Approved as demand surges requires reserve of no less than 15 per cent of peak usage
The National Energy Policy Council yesterday approved the third revision of the country’s 2010 power development plan (PDP) in response to a rise in demand for electricity driven by the government’s policy to pursue major infrastructure projects such as mass-transit trains in Bangkok and inter-city high-speed trains.
Energy Minister Arak Chonlatanon said after the meeting, chaired by Prime Minister Yingluck Shinawatra, yesterday that the council had agreed on the third revision of the PDP from 2010 to 2030.
It reflected the increased demand for power, the 20-year energy conservation plan from 2011-2030 and the plan for alternative energy to make up 25 per cent of total power generated in the next 10 years (2012-2021).
According to the third revision of the PDP, the country would be required to maintain power reserves of not less than 15 per cent of peak demand. Power reserves in the future would be sought from renewable power by 2030, which will increase to not less than 10 per cent of total power. The figure is higher than the previous PDP, set at 5 per cent.
Meanwhile, the share of nuclear power would be reduced from 10 per cent set previously to not more than 5 per cent of total power generation. The proposed nuclear power plant would be delayed by three years from 2023 to 2026 so that the country has enough time to learn from the accidents that happened in Japan last year and to secure greater acceptance from the people.
For power from coal-fired power plants, there would be consideration depending on necessity, acceptability and targets for reducing carbon dioxide. Under the PDP, buying electricity from foreign countries would be set at not more than 15 per cent of total power capacity.
Thailand is expected to have total power capacity of 70,686 megawatts in 2030 according to the third revision of the PDP. Of the total, 2,000MW would be from nuclear plants, 25,451MW from co-heat-generating plants, 4,400MW from coal-fired plants, 6,374MW from co-generation plants, 9,516MW from renewable-energy plants, 750MW from gas-turbine plants, and 6,572MW from imports.
“By following the PDP, the electricity cost will increase to Bt4.56 per unit, up from Bt2.89 per unit currently,” Arak said.

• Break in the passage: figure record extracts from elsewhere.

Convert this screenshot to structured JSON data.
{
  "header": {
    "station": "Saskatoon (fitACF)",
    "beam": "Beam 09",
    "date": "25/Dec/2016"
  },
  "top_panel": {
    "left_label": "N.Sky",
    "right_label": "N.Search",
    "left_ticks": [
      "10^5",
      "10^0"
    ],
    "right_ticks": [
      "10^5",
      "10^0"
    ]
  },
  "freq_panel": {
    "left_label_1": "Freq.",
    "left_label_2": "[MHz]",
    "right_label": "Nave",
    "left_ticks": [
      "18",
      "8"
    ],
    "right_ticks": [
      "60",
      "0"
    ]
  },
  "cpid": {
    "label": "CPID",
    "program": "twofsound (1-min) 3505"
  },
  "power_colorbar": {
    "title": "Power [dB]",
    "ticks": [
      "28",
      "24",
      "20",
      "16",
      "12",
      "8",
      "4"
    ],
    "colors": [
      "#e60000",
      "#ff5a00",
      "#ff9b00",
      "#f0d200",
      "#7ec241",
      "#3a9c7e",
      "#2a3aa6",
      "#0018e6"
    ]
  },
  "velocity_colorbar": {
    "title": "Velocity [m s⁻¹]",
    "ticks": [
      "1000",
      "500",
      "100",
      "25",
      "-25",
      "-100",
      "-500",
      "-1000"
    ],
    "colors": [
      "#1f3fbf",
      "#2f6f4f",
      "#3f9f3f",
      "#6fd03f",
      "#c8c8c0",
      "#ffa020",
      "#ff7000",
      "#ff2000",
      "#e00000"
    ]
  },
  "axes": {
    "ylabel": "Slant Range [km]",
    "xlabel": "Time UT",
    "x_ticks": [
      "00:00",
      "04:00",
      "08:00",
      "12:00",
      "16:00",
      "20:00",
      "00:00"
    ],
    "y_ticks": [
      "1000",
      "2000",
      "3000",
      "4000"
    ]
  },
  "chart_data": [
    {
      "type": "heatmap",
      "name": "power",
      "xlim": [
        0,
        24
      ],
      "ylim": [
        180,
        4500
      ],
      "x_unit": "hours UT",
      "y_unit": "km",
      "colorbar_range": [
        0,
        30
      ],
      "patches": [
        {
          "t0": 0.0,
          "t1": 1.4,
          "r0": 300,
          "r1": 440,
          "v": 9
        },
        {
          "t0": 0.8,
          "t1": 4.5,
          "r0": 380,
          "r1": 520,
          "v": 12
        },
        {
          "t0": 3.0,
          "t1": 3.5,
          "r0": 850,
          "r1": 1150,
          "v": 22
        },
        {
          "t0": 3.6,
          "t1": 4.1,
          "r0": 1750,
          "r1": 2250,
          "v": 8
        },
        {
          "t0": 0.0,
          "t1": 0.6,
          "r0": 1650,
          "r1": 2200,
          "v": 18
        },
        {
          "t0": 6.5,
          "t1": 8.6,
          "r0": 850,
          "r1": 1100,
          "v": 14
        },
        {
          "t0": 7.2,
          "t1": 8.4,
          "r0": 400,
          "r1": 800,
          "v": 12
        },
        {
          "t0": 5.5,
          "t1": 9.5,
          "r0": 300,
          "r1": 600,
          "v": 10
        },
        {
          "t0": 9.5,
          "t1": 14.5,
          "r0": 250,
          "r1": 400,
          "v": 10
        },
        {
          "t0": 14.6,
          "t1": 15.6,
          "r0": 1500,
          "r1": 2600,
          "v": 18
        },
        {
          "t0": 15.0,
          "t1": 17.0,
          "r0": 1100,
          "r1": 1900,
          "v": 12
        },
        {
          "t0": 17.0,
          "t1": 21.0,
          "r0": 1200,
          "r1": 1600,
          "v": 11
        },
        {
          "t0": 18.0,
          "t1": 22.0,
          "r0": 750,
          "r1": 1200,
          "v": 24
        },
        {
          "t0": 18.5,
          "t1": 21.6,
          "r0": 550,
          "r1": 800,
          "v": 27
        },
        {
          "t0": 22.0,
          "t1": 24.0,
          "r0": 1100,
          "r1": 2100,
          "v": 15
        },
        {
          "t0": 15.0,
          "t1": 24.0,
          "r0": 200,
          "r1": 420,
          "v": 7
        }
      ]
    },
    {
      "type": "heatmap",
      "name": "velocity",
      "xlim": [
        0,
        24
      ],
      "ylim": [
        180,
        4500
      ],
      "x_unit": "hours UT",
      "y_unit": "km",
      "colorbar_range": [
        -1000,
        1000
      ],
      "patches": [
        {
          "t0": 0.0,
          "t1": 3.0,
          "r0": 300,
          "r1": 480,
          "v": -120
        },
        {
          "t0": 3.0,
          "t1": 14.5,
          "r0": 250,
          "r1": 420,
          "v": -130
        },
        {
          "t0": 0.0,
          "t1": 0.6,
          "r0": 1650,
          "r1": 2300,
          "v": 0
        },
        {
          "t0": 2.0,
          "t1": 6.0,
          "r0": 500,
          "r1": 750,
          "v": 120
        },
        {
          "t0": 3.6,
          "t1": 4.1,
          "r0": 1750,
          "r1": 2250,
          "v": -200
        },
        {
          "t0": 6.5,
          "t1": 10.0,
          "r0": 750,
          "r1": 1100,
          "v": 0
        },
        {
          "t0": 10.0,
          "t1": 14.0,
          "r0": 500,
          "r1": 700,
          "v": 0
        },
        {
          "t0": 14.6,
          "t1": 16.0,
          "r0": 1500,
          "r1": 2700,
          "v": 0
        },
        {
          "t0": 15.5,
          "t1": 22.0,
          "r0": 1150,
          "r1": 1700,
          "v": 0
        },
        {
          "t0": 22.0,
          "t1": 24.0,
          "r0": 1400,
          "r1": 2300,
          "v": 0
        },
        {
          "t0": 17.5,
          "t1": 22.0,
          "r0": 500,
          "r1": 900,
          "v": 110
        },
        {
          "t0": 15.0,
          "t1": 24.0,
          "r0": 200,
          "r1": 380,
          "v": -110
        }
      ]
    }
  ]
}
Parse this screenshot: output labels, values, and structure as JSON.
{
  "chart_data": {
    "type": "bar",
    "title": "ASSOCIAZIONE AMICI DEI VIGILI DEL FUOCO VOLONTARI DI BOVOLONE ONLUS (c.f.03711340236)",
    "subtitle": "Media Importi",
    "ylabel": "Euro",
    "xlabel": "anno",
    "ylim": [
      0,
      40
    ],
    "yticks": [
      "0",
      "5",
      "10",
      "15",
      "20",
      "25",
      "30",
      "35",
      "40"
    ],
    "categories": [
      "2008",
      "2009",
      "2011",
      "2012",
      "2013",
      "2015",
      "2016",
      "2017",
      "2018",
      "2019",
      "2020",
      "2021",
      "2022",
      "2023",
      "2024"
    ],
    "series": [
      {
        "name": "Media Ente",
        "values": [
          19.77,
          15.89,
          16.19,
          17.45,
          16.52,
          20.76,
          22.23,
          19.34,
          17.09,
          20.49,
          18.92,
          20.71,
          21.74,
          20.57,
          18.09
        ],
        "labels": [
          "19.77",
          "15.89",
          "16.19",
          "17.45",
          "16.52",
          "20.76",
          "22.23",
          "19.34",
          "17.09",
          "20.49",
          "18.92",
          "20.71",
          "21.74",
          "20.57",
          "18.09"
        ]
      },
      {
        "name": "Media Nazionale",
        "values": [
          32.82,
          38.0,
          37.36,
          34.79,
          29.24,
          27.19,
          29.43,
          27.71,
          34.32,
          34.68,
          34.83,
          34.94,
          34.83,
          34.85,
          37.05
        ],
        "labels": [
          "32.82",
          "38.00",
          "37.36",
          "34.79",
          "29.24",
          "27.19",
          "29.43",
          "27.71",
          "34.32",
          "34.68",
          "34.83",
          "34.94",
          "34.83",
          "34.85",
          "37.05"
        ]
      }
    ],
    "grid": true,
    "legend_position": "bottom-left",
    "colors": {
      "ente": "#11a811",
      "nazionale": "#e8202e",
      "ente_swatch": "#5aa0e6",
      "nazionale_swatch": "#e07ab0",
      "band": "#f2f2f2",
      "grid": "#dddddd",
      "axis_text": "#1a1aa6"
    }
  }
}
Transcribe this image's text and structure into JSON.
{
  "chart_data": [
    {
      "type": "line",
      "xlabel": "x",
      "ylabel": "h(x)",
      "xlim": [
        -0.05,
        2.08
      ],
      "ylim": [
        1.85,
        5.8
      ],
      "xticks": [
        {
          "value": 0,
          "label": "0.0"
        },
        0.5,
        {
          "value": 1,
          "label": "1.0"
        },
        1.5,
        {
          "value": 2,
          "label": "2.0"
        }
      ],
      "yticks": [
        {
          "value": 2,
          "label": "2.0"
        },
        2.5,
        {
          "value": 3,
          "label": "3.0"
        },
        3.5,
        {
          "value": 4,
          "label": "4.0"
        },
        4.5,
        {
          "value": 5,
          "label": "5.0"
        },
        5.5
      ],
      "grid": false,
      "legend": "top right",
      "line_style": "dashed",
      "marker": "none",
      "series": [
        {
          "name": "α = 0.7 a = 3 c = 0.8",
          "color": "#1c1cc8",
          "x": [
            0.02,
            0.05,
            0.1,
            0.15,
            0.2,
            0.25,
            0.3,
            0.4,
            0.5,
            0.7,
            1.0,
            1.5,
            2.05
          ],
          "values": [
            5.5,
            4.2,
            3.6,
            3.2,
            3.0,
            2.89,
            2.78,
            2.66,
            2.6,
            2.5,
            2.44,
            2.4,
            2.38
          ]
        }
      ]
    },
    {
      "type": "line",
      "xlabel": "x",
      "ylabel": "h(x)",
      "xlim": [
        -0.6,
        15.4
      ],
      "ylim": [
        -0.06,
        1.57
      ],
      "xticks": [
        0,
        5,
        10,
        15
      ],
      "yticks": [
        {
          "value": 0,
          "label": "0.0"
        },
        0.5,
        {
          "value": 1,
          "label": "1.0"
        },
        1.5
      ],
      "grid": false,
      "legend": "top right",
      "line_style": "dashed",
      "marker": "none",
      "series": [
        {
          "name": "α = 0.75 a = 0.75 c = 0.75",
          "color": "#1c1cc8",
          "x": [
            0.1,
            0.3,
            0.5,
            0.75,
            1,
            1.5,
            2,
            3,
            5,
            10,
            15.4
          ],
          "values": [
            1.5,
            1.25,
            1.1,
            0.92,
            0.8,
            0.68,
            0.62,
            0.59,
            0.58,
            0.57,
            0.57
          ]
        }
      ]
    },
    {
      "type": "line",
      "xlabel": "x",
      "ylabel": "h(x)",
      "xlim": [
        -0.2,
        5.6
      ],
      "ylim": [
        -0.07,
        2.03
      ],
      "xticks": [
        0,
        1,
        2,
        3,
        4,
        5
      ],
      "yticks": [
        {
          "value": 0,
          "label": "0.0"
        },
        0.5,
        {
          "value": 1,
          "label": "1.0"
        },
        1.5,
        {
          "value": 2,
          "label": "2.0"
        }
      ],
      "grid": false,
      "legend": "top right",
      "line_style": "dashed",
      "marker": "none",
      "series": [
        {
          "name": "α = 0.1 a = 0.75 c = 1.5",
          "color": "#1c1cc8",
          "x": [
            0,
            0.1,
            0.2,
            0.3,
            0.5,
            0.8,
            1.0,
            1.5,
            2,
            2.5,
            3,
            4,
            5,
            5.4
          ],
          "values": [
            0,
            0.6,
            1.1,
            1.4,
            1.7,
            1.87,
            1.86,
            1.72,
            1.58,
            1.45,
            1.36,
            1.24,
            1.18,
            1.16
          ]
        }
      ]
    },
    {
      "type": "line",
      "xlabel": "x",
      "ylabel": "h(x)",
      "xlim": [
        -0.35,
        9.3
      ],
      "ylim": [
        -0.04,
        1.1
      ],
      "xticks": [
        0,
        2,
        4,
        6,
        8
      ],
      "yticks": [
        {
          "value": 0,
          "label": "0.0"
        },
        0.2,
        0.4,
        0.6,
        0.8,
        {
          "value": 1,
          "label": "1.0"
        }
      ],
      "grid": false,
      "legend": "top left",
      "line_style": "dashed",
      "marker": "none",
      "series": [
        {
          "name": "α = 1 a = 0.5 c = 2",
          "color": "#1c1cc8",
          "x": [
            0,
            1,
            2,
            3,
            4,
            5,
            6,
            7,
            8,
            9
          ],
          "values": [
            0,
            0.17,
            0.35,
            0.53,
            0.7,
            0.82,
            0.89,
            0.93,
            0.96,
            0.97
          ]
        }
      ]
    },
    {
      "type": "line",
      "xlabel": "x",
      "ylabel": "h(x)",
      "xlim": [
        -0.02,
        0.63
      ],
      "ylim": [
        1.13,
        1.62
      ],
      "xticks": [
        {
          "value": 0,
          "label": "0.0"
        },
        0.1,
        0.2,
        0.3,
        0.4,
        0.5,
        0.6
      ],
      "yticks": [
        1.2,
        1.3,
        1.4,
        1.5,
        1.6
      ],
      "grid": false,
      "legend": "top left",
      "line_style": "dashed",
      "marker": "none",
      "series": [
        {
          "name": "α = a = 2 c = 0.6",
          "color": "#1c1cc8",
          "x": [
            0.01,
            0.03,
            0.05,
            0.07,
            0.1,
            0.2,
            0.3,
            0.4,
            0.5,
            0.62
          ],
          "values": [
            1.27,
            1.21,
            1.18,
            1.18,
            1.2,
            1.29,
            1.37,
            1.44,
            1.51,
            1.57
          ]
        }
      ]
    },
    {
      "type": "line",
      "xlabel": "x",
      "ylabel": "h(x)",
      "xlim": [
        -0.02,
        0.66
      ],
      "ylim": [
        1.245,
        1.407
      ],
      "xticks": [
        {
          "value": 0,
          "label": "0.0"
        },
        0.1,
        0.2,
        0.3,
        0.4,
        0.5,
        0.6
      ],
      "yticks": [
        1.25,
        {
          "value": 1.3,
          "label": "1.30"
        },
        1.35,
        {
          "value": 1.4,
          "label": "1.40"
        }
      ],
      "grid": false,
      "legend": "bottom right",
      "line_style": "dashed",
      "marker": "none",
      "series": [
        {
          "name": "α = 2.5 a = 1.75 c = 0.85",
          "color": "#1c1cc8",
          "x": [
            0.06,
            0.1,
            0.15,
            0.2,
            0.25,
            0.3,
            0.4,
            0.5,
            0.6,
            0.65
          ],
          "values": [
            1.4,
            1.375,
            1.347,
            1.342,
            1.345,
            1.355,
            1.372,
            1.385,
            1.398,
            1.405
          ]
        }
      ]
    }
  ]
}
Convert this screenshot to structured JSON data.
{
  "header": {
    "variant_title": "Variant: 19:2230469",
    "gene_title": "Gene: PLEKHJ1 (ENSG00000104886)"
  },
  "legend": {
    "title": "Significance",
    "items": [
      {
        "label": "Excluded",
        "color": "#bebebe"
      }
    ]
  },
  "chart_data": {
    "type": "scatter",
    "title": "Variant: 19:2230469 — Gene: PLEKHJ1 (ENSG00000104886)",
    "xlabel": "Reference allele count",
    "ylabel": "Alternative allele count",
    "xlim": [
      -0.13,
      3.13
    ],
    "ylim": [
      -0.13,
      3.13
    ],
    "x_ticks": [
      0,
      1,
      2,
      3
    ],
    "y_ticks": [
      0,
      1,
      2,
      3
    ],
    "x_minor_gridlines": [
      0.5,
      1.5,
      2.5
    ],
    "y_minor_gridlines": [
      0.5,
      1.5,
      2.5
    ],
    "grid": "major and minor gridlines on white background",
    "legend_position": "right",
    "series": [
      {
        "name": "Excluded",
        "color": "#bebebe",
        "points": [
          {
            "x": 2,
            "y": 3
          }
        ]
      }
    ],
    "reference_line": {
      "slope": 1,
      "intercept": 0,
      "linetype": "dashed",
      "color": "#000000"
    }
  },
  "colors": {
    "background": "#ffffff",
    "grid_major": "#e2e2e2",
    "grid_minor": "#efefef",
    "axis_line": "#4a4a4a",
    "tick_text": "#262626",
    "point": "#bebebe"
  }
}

In addition, the government would also open bids for independent power producers (IPPs) to private investors for a total of 5,400MW.
Six of these IPPs will have to use natural gas as fuel, provided by PTT. Then, PTT will further submit its natural-gas procurement plan to the council.
The council also gave approval to the Energy Ministry to construct a new 900MW power plant in Khanom, Nakhon Si Thammarat, as requested by the Electricity Generating Company, replacing its existing plant that will expire in 2016, to serve the higher demand for electricity in the South.